Yes, you own your Chromebook devices, but they are one component of the service.  The service includes a management console that empowers organizations to manage user profiles, services, access, and add-ins.  The service also includes a replacement warranty of up to three years.  Chromebooks are as close to a “zero maintenance; zero administration” solution as you can get.

Netbooks give users a familiar, less capable (some might say ‘crappy’) system that still requires all of the administration and maintenance of a full blown PC.

Chromebooks give users a new platform with expanded capabilities, but without much of the expensive and burdensome overhead.

Netbooks may be on the way out; Chromebooks and the service model they bring to the market should be here for the long haul.

 

7 replies
  1. Selden
    Selden says:

    You are conflating two different market segments, business and consumer. Consumers do not get a replacement warranty of up to three years. While Chromebooks offer organizations some real benefits in reduced administrative overhead, the consumer gets an unfamiliar, less capable (some might say ‘crappy’) and still unfinished operating system that requires more effort for many simple tasks, in exchange for reduced maintenance compared to a full blown PC. While ongoing maintenance requires less effort, restoring my Chromebook involves more effort than restoring my Ubuntu netbook from a backup image (I know this from experience).

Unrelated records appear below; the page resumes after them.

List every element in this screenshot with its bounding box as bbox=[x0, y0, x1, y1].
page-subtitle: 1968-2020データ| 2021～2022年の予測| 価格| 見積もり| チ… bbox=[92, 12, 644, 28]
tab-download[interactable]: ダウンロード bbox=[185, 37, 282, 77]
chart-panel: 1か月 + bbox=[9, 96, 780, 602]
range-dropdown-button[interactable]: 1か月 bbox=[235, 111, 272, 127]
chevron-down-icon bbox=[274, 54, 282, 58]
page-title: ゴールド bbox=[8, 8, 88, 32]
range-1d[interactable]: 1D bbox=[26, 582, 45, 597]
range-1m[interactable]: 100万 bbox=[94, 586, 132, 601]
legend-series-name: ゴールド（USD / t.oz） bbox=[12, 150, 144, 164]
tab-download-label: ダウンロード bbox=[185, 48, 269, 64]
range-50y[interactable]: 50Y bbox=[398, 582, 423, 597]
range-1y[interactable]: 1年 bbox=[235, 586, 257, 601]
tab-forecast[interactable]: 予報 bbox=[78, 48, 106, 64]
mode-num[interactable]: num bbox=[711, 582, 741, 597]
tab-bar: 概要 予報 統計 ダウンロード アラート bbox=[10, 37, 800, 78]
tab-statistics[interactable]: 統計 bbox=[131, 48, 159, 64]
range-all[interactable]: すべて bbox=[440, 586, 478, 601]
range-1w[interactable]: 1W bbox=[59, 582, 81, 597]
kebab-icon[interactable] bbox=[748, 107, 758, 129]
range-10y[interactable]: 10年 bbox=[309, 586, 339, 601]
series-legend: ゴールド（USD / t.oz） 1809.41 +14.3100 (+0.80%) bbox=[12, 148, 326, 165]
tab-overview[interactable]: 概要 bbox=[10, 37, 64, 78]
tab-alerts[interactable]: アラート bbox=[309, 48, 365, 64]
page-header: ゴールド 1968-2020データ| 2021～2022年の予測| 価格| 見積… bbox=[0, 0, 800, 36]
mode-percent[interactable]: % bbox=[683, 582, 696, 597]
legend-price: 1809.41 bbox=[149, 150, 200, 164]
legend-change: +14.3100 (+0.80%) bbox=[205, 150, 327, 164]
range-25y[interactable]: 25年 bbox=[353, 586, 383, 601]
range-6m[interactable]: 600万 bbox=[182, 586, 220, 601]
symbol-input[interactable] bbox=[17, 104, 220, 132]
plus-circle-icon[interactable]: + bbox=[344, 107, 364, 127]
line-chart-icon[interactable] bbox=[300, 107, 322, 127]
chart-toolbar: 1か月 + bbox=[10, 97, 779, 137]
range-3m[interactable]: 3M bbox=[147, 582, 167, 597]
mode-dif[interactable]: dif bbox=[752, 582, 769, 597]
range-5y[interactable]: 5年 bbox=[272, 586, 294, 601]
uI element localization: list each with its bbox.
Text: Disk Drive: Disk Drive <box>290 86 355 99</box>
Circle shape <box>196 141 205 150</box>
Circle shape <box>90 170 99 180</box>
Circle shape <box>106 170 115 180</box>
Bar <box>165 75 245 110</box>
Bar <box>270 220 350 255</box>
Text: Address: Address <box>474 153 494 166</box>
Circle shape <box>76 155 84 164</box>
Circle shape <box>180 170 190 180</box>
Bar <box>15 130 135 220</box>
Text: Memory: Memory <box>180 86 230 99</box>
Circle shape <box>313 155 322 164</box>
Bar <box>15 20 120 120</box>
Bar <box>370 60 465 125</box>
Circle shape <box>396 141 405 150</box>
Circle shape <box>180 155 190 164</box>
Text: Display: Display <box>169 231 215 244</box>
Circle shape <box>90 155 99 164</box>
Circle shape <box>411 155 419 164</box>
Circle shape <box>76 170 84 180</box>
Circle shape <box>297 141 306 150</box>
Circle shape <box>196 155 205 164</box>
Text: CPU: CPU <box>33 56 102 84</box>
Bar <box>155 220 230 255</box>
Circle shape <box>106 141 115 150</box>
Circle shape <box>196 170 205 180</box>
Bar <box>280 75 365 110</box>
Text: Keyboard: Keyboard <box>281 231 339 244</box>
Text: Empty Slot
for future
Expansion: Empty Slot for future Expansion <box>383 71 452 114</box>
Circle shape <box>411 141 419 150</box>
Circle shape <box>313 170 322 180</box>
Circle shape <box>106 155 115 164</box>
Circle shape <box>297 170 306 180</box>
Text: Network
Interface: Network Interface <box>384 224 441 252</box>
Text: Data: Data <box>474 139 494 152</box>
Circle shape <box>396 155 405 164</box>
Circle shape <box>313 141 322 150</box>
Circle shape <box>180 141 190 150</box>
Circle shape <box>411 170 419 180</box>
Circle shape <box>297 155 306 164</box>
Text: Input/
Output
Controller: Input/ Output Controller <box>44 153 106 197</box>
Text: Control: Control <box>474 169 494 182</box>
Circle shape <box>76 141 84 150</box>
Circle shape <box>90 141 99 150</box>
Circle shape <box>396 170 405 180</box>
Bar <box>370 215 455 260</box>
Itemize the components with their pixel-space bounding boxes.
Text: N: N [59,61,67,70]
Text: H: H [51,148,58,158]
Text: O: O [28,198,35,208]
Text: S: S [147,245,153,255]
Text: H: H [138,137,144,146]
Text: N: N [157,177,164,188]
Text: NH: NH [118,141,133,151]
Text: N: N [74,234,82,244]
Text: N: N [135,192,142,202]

    I use my Chromebook far more than my netbook, but primarily because it has a larger screen and keyboard, runs for longer on battery, and has 3G connectivity for those (increasingly rare) times when Wi-Fi is not available. Although a Chromebook meets 90% of my needs, there are times when a “traditional” computer is a requirement; a Chromebook makes a great lightweight supplementary computer, but like the iPad, it cannot replace a traditional computer.

    Reply
    • Allen Falcon
      Allen Falcon says:

      @Selden … I don’t think I am conflating two markets at all. As a reseller, we only sell to businesses and, yes, there is a five user minimum. Yes, restoring a consumer Chromebook without the Management Console is a challenge that does not exist for businesses (we wiped and restored a Chromebook in about 20 minutes). And, per my other comment, connectivity to a legacy environment is going to be a must for most business users as well.

      My point is that as Chromebooks evolve you will see adoption in education, libraries, and businesses, as the functionality will outpace the cost when compared to netbooks and laptops.

      Reply
  2. AgilityDog
    AgilityDog says:

    I have several Chromebooks, bought for product marketing use. All I can say is that the concept is crushingly disappointing. We offered to let employees keep the machines as long as they wanted – but got them back in less than a week in every case. I understand that 95% of where we live on the web is in the cloud, but the missing 5% is a bit like the the bathroom in my house. I may not use it all the time, but I can hardly do without it. And yes, let’s not go any further with that metaphore (-:

    Reply
    • Allen Falcon
      Allen Falcon says:

      AgilityDog — If you are 95% there, you are likely close than many organizations. The key element for many is access to “legacy” applications. For this, an RDP or Terminal Services environment does seem necessary. The good news is that Ericom, Citrix, and other vendors are (and will) provide this capability.

      I’m curious .. which apps and what data is the missing 5%?